Texas Gov. Greg Abbott (R) signed a bill on Friday that established the “1836 project,” designed to promote uniquely Texan values and provide patriotic education in Texas schools, the Washington Examiner reported.
“To keep Texas the best state in the nation, we can never forget WHY our state is so exceptional,” Abbott said in a tweet touting the signing.
To keep Texas the best state in the nation, we can never forget WHY our state is so exceptional.
I signed a law establishing the 1836 project, which promotes patriotic education & ensures future generations understand TX values.
Together, we’ll keep our rich history alive. pic.twitter.com/4yZuygS2yX
— Greg Abbott (@GregAbbott_TX) June 7, 2021
The bill creates a nine-person committee that will promote and expand education centered on the state’s “foundational principles,” according to the Examiner.
Making Texas history known
Part of the reason given for the legislation’s existence is the large number of people that have recently moved to Texas who are likely to be unfamiliar with Texas history.
The program will be funded by the Texas Education agency, and will include the creation of promotional pamphlets that will be given to those who move into the state.
Critics of the bill pointed out that it could become partisan because the committee members are appointed by the governor, the lieutenant governor, and the Speaker of the state House. All three of these positions are currently held by Republicans, and there is concern that they will only appoint members of their own party.

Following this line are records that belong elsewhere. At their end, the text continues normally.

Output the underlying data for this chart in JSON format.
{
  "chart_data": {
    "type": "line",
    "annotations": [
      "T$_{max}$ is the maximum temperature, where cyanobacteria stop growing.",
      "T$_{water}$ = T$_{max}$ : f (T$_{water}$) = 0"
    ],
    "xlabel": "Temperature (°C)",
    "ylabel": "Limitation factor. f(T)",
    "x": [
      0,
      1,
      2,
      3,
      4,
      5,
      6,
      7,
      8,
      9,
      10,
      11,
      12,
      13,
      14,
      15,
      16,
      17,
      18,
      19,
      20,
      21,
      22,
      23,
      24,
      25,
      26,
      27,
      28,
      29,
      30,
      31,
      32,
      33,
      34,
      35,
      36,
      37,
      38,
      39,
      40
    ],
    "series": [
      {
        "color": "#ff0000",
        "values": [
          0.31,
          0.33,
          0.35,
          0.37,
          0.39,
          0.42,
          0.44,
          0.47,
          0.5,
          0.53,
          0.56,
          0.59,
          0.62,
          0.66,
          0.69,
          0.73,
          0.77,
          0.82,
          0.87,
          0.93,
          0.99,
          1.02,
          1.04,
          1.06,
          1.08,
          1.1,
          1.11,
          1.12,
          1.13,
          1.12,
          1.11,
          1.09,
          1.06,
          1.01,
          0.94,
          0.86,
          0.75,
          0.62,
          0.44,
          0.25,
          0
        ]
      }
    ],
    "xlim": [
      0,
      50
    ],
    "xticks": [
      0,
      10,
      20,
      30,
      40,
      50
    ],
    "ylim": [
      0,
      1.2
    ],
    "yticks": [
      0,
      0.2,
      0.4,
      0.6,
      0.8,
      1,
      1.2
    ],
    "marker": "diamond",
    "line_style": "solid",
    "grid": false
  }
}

Critics have also expressed concern about another new Texas law, which bans the teaching of critical race theory in the state’s schools.
Topics that will be taught as part of the initiative, and are specified in the law, include indigenous people, the state’s Spanish and Mexican heritage, Tejanos and Juneteenth.
The law does not specify how these topics should be taught and put into the context of overall American history.
The name of the project seems to echo the 1619 Project, first published in The New York Times by Nikole Hannah-Jones, which is now being used as a curriculum in some schools. The 1619 Project posits that America’s founding was not in 1776, but in 1619 because that’s when the first slaves were brought to what is now the U.S.
The curriculum of Hannah-Jones’ project teaches that white people are oppressors and that the U.S. is a systemically racist country — ideas that the 1836 Project is surely meant to counter.